Quant aux principaux journaux du pays, leur opinion sur la question fait l’objet d’un clivage traditionnel gauche/droite. Le Sankei Shinbun (Shinbun signifie journal en Japonais) ainsi que le Yomiuri Shinbun, considéré comme la voix de l’establishment conservateur, soutiennent le gouvernement, invoquant des arguments tels que la nécessité de maintenir la stabilité de l’approvisionnement en énergie, le coût élevé des autres sources d’électricité ou encore le manque de fiabilité des énergies renouvelables. Le Mainichi Shinbun et le Asahi Shinbun, le grand journal du centre-gauche, critiquent au contraire la politique énergétique du gouvernement, et soulignent le danger inacceptable d’un nouvel accident après Fukushima, et le fait que ces dernières années ont démontré que le Japon pouvait très bien se passer de ses centrales.
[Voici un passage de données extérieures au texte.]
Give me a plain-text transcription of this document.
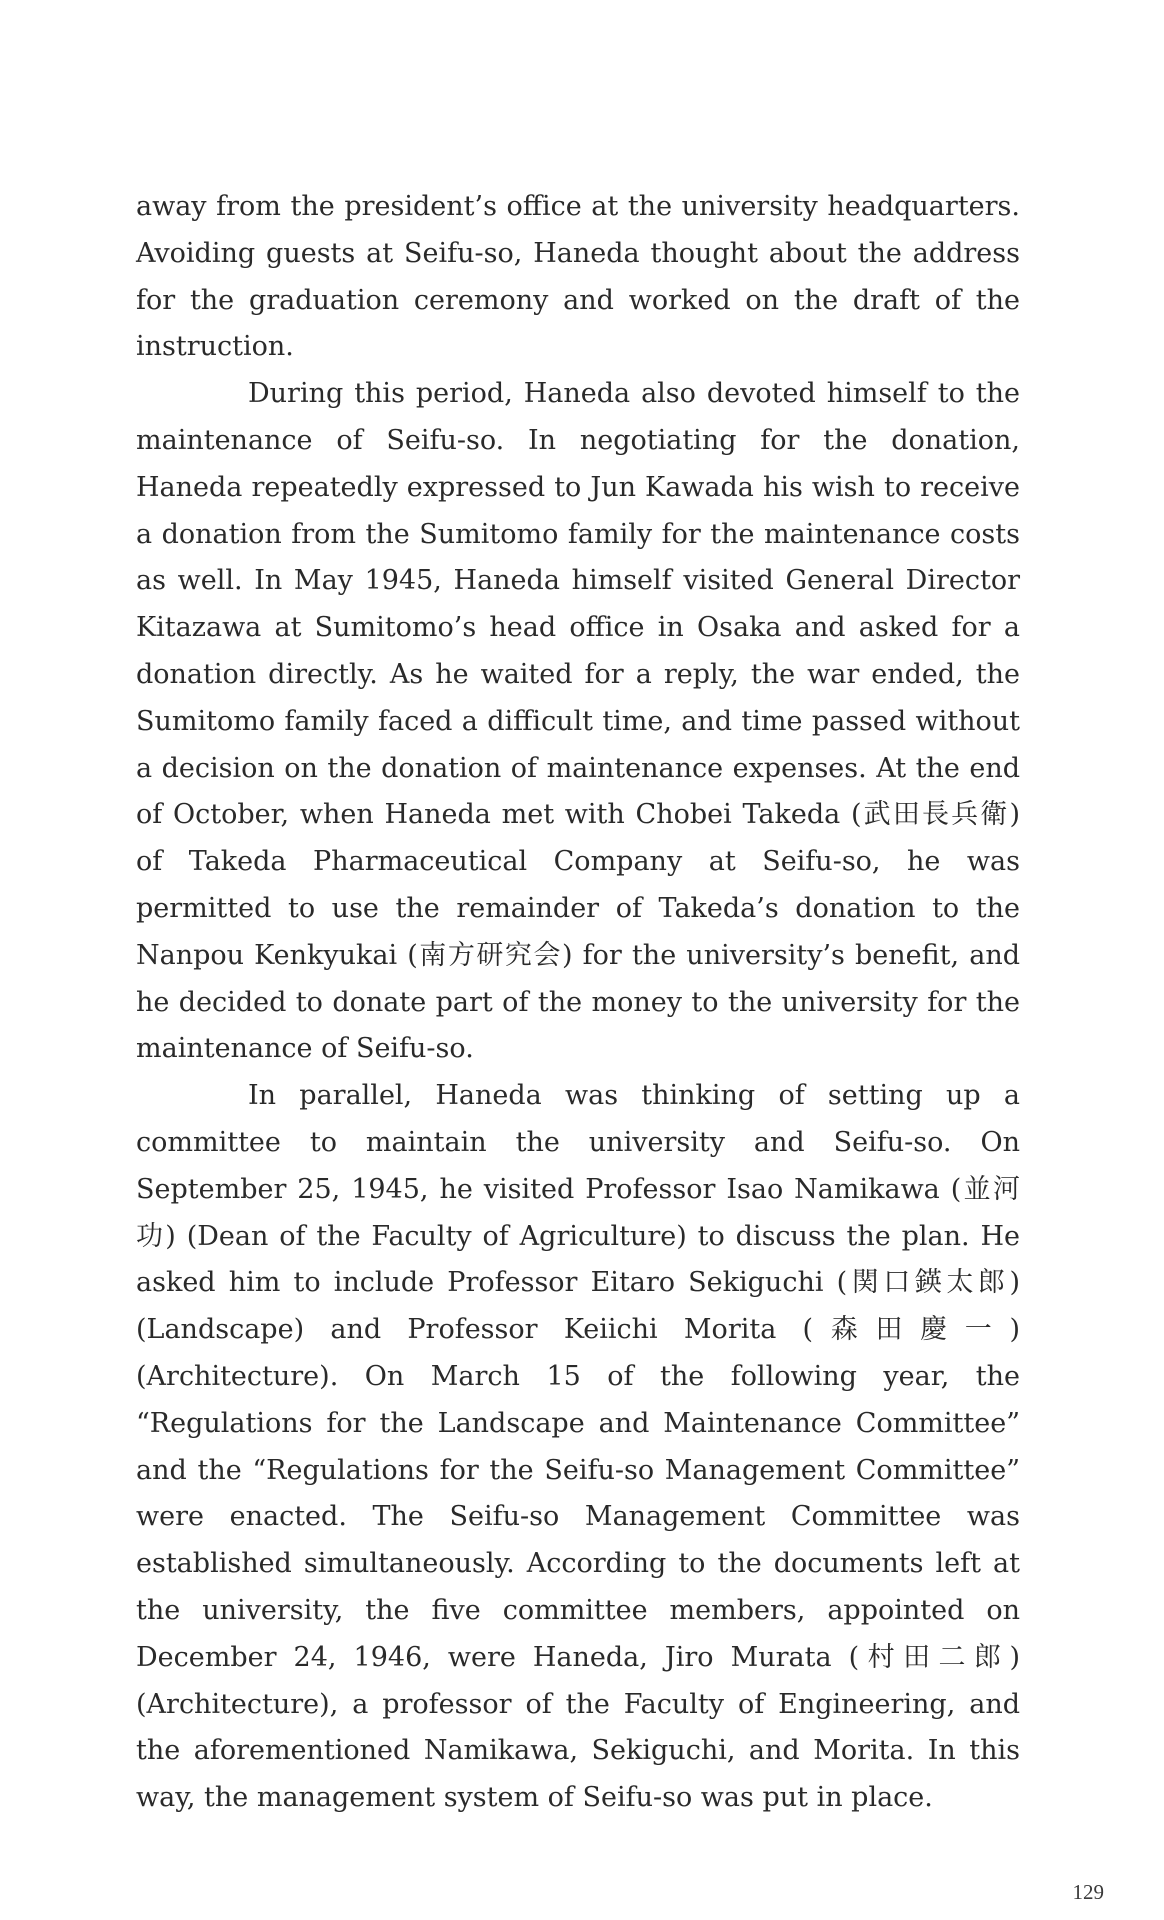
away from the president’s office at the university headquarters. Avoiding guests at Seifu-so, Haneda thought about the address for the graduation ceremony and worked on the draft of the instruction.

During this period, Haneda also devoted himself to the maintenance of Seifu-so. In negotiating for the donation, Haneda repeatedly expressed to Jun Kawada his wish to receive a donation from the Sumitomo family for the maintenance costs as well. In May 1945, Haneda himself visited General Director Kitazawa at Sumitomo’s head office in Osaka and asked for a donation directly. As he waited for a reply, the war ended, the Sumitomo family faced a difficult time, and time passed without a decision on the donation of maintenance expenses. At the end of October, when Haneda met with Chobei Takeda (武田長兵衛) of Takeda Pharmaceutical Company at Seifu-so, he was permitted to use the remainder of Takeda’s donation to the Nanpou Kenkyukai (南方研究会) for the university’s benefit, and he decided to donate part of the money to the university for the maintenance of Seifu-so.

In parallel, Haneda was thinking of setting up a committee to maintain the university and Seifu-so. On September 25, 1945, he visited Professor Isao Namikawa (並河功) (Dean of the Faculty of Agriculture) to discuss the plan. He asked him to include Professor Eitaro Sekiguchi (関口鍈太郎) (Landscape) and Professor Keiichi Morita (森田慶一) (Architecture). On March 15 of the following year, the “Regulations for the Landscape and Maintenance Committee” and the “Regulations for the Seifu-so Management Committee” were enacted. The Seifu-so Management Committee was established simultaneously. According to the documents left at the university, the five committee members, appointed on December 24, 1946, were Haneda, Jiro Murata (村田二郎) (Architecture), a professor of the Faculty of Engineering, and the aforementioned Namikawa, Sekiguchi, and Morita. In this way, the management system of Seifu-so was put in place.

129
Le Nikkei Shinbun enfin, le journal des milieux économiques, se veut pragmatique et adopte une position intermédiaire: la remise en marche des réacteurs est peut-être nécessaire, mais le gouvernement doit avant toute chose évaluer avec le plus grand soin les nouvelles mesures de sécurité imposée aux producteurs d’énergie nucléaire et soigneusement expliquer les enjeux à la population.
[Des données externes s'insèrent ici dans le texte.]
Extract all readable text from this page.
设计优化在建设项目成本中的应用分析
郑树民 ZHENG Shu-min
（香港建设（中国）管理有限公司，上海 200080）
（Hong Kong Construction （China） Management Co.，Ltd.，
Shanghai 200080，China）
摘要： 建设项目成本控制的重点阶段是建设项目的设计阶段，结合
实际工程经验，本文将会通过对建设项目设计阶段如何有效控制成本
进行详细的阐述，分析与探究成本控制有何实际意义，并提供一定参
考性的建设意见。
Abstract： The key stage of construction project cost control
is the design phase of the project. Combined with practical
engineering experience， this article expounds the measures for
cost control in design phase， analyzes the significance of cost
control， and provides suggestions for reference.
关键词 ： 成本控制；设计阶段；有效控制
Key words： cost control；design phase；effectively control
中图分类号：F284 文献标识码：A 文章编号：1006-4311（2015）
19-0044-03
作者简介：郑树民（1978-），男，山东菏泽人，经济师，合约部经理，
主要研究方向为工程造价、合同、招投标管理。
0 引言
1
La question du redémarrage des centrales atomiques est donc sujette aux dynamiques politiques ordinaires: les partis d’oppositions rejettent la politique du gouvernement, et les journaux sont divisés comme pour nombre d’autres sujets entre ceux qui sont traditionnellement favorables au LDP et ceux qui en sont généralement critiques. Du point de vue de M. Abe, cette situation n’a rien d’inquiétant. En effet, son parti domine le Parlement et l’opposition a peu de moyens d’entraver sa politique concernant le nucléaire. De plus, la division des médias entre les deux camps habituels – journaux de droite partisans et journaux de gauche opposés – lui permet d’ignorer ses détracteurs. En effet, seule une position critique du Yomiuri Shinbun, qui avec 10 millions de copies distribuées chaque jour a le plus haut tirage du monde, est d’habitude assez significative pour faire réfléchir le gouvernement à deux fois, comme cela avait notamment été le cas lors du débat autour d’une loi sur les secrets d’Etats en 2013. A cette occasion, M. Abe avait dû garantir que le droit à l’information des journalistes serait protégé.
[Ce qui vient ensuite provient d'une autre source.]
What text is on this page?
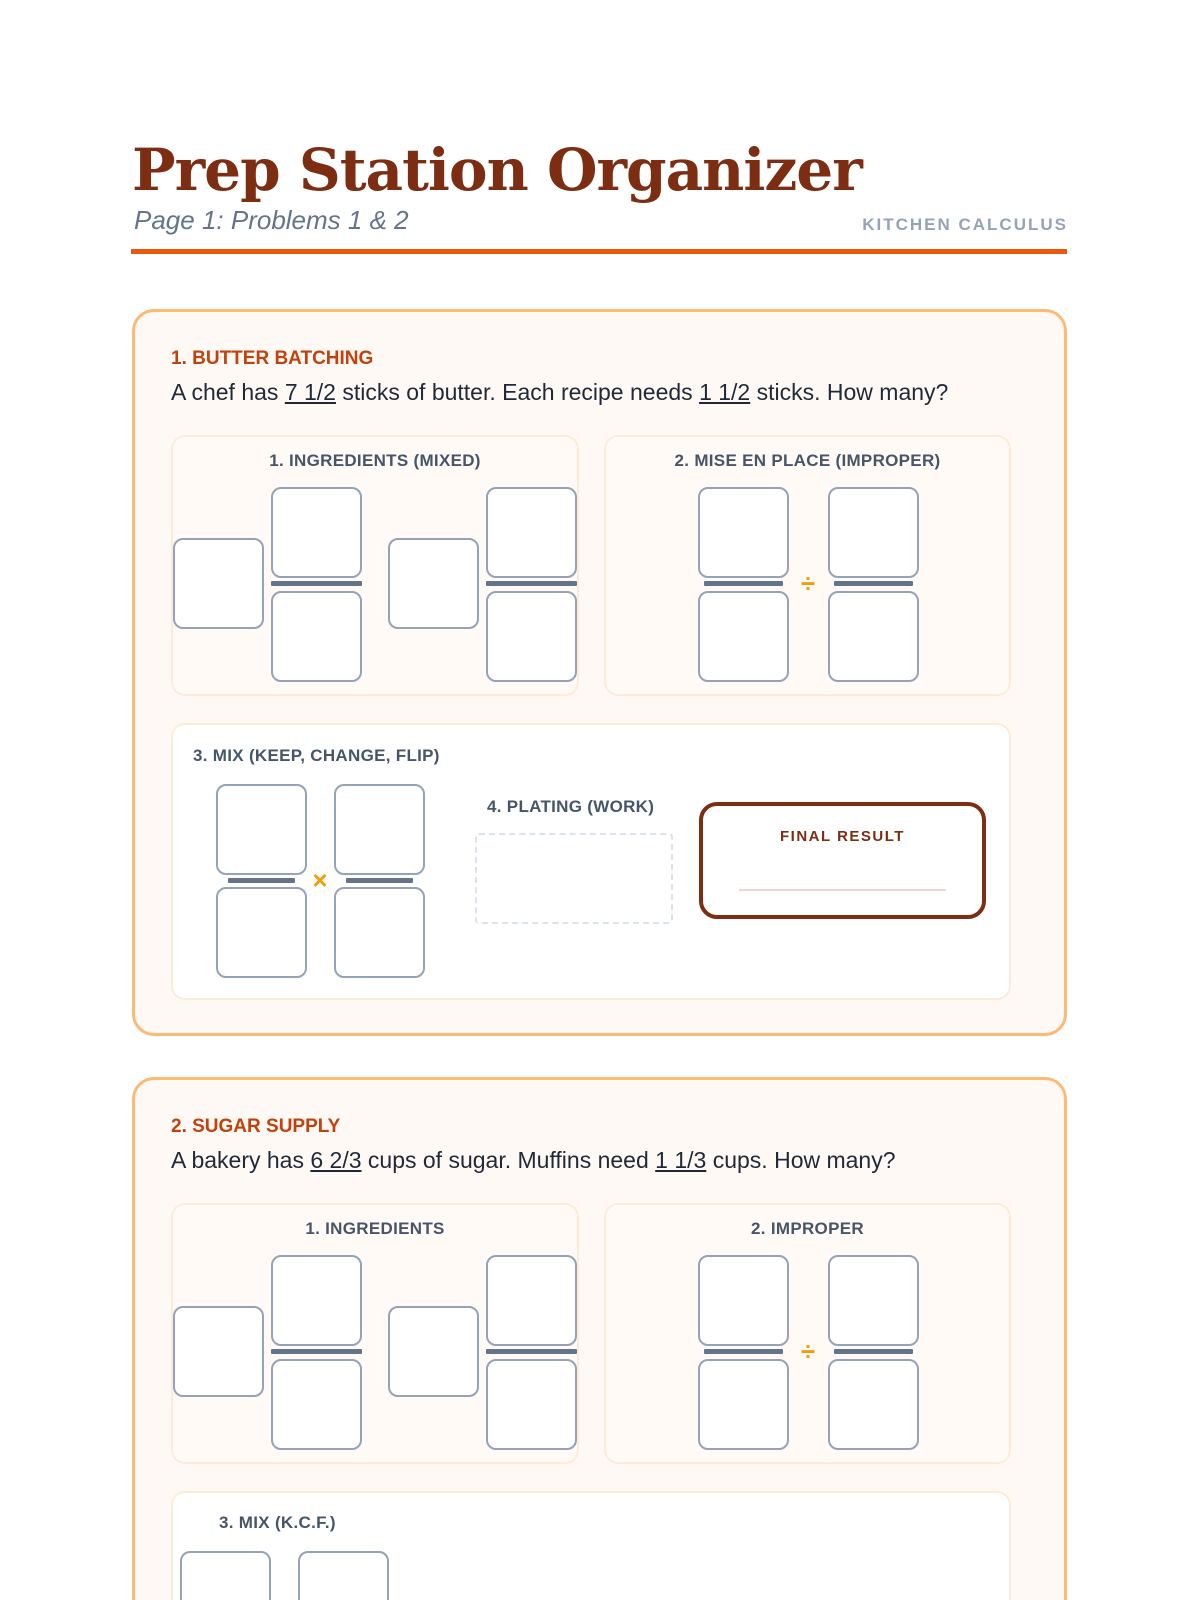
Prep Station Organizer
Page 1: Problems 1 & 2	KITCHEN CALCULUS
1. BUTTER BATCHING
A chef has 7 1/2 sticks of butter. Each recipe needs 1 1/2 sticks. How many?
1. INGREDIENTS (MIXED)	2. MISE EN PLACE (IMPROPER)
÷
3. MIX (KEEP, CHANGE, FLIP)
×
4. PLATING (WORK)
FINAL RESULT
2. SUGAR SUPPLY
A bakery has 6 2/3 cups of sugar. Muffins need 1 1/3 cups. How many?
1. INGREDIENTS	2. IMPROPER
÷
3. MIX (K.C.F.)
Dans le cas qui nous intéresse, le Premier Ministre n’a donc pas grand chose à craindre du côté des médias. Plus problématique pour lui est le fait que le public japonais s’est nettement retourné contre l’énergie nucléaire et n’a pas hésité à manifester cette opposition de façon très visible. Dans mon prochain post, je discuterai cette opposition populaire et expliquerai pourquoi elle n’a pas poussé le gouvernement à revoir sa politique concernant le nucléaire.